Long-term borrowings are summarized as follows (in thousands):

 

    September 30, 2018     December 31, 2017  
Kinergy line of credit   $ 59,357     $ 49,477  
Pekin term loan     46,500       53,500  
Pekin revolving loan     30,000       32,000  
ICP term loan     18,000       22,500  
ICP revolving loan     14,000       18,000  
Parent notes payable     68,948       68,948  
      236,805       244,425  
Less unamortized debt discount     (870 )     (1,409 )
Less unamortized debt financing costs     (1,516 )     (1,925 )
Less short-term portion     (20,000 )     (20,000 )
Long-term debt   $ 214,419     $ 221,091  
                 

Operating Lines of Credit – As of September 30, 2018, Kinergy, Pekin and ICP had additional borrowing availability under their credit facilities of $5,233,000, $2,000,000 and $4,000,000, respectively.

 

Pekin Term Loan – On March 30, 2018, Pacific Ethanol Pekin, LLC (“PE Pekin”), one of the Company’s subsidiaries, amended its term loan facility by reducing the amount of working capital it is required to maintain to not less than $13.0 million from March 31, 2018 through November 30, 2018 and not less than $16.0 million from December 1, 2018 and continuing at all times thereafter.
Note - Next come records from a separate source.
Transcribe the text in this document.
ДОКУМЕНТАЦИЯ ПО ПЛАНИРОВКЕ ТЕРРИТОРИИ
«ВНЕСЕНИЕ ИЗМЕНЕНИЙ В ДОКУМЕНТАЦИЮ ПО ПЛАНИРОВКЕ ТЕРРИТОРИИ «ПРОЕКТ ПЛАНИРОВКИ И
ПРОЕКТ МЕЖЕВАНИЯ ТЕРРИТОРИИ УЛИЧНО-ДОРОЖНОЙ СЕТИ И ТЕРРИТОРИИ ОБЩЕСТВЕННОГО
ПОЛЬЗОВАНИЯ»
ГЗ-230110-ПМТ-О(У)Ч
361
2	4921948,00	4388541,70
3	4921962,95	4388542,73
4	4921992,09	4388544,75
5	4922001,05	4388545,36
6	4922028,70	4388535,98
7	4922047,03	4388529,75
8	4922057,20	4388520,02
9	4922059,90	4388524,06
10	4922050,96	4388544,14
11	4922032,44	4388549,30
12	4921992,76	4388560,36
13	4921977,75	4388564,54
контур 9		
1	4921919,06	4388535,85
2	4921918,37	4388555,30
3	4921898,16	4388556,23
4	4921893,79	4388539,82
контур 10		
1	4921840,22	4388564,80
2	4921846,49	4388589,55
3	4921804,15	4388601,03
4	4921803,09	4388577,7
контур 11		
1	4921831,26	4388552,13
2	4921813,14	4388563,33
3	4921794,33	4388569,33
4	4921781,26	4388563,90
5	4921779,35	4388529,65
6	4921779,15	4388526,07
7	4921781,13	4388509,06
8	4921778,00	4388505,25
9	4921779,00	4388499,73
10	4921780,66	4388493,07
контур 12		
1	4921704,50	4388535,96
In addition, a principal payment in the amount of $3.5 million due for May 2018 was deferred until the maturity date of the term loan. As of the filing of this report, the Company believes PE Pekin is in compliance with its working capital requirement.

 

Pacific Aurora Line of Credit – On March 30, 2018, Pacific Aurora, LLC, a majority owned subsidiary of the Company, terminated its revolving credit facility, which was unused during the three months ended March 31, 2018. As a result, the Company fully amortized its deferred financing fees of $0.3 million during the nine months ended September 30, 2018.

 

Distribution Restrictions – At September 30, 2018, there were approximately $207.2 million of net assets at the Company’s subsidiaries that were not available to be transferred to Pacific Ethanol, Inc. in the form of dividends, loans or advances due to restrictions contained in the credit facilities of the Company’s subsidiaries.